Thursday, January 12, 2017
7:30 p.m.
182 Lillis Hall, UO campus
Free
Sponsored by the Oregon Humanities Center
Information: http://ohc.uoregon.edu or 541-346-3934
Images of the black subject, whether artistic, documentary, or anthropological, are forever fixed in the popular imagination through photography. From the medium’s beginning, race and gender have shaped and controlled the reception of photographic portraits, both politically and aesthetically. Black and white American photographers of the 19th and 20th centuries responded to their own lives and their communities in similar ways. Some evoked an emotional message that went beyond the self-representation but connected in the re-characterization of the African American experience. The photographers coupled the aspirations and dreams of their subjects with their own. Today, many of the black photographers working all over the diaspora are responding to social issues that take them beyond the sometimes-insular photographic community. They comment on politics, culture, family, and history from internal and external points of view.

This lecture will mediate between the objectification of the black body and (re) presenting the black body as it connects to the photographs of 19th century photographers, 20th century photographer Gordon Parks and other photoartists working today who are actively involved in changing the course of art history and fundamentally imaging the black in Western art.

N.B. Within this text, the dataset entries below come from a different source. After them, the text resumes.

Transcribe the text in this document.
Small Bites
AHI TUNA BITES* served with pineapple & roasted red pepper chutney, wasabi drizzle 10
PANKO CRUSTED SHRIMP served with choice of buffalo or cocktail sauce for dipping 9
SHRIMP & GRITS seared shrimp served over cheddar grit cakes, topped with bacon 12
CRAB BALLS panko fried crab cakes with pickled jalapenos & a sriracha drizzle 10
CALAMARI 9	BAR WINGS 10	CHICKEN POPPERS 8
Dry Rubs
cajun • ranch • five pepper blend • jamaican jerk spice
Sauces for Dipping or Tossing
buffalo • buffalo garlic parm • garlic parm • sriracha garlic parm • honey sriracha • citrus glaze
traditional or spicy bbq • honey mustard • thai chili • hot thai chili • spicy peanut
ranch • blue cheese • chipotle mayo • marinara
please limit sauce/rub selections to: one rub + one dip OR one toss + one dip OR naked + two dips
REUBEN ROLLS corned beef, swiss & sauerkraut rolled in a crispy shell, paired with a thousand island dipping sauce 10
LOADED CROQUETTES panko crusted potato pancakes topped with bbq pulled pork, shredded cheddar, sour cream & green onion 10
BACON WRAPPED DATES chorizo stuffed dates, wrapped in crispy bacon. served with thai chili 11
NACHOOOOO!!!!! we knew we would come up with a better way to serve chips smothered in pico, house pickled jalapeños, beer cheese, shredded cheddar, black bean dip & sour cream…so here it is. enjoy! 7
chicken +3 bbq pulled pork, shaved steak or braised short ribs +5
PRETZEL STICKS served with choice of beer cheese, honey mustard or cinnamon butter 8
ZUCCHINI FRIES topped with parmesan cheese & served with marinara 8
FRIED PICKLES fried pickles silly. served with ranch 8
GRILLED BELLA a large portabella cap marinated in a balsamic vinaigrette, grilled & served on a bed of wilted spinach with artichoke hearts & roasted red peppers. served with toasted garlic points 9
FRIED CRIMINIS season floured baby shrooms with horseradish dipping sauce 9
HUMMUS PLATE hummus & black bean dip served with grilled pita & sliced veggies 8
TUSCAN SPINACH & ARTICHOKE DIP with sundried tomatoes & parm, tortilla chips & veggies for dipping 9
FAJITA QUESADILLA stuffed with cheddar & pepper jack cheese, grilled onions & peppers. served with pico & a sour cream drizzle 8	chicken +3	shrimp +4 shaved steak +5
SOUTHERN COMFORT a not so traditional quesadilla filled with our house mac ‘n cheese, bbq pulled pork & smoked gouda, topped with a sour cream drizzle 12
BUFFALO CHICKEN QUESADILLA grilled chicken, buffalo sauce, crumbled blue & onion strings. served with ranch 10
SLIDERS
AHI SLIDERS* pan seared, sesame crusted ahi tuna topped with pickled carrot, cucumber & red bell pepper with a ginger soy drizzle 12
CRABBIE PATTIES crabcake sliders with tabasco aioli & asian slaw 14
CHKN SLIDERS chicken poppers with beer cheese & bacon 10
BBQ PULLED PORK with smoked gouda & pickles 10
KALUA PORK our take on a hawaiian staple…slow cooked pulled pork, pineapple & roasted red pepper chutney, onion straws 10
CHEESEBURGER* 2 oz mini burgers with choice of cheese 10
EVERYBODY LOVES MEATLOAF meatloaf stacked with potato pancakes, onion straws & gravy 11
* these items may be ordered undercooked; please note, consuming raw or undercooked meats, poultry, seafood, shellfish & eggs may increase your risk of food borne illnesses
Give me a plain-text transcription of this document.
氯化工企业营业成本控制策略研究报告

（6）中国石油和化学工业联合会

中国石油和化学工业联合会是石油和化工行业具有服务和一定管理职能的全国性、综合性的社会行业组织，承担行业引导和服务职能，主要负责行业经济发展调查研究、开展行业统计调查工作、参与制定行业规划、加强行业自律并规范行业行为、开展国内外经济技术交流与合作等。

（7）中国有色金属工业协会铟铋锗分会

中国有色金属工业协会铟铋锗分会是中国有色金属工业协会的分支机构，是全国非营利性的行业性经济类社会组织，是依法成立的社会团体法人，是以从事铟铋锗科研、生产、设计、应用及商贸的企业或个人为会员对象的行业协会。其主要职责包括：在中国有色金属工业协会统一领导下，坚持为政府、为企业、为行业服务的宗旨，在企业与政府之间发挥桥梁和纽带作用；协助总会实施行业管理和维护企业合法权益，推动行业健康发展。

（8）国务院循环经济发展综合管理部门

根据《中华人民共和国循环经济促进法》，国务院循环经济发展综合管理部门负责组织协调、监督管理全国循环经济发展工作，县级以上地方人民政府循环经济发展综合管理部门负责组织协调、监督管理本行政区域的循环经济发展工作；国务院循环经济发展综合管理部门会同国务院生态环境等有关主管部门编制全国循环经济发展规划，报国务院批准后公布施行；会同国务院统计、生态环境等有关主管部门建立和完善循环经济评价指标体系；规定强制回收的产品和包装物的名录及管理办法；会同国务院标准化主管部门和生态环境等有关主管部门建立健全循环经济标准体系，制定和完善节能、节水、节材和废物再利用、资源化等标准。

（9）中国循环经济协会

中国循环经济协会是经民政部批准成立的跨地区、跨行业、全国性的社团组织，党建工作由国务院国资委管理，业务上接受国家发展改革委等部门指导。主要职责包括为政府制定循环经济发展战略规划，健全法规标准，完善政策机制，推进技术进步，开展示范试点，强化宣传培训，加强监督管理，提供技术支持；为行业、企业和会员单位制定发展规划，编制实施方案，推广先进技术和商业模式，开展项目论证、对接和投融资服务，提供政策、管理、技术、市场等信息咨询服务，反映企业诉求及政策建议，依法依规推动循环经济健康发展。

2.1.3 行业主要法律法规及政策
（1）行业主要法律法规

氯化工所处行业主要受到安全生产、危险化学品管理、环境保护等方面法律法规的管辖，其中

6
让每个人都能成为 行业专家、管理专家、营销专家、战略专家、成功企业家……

Deborah Willis is University Professor and Chair of the Department of Photography & Imaging at New York University/Tisch and has an affiliated appointment in Africana Studies. Professor Willis has received the NAACP Image Award in 2014 for her co-authored book (with Barbara Krauthamer) Envisioning Emancipation. Other notable projects include The Black Female Body A Photographic History;  Reflections in Black: A History of Black Photographers—1840 to the Present;  Posing Beauty: African American Images from the 1890s to the Present; Michelle Obama: The First Lady in Photographs, a NAACP Image Award Literature Winner, and Black Venus 2010: They Called Her ‘Hottentot.’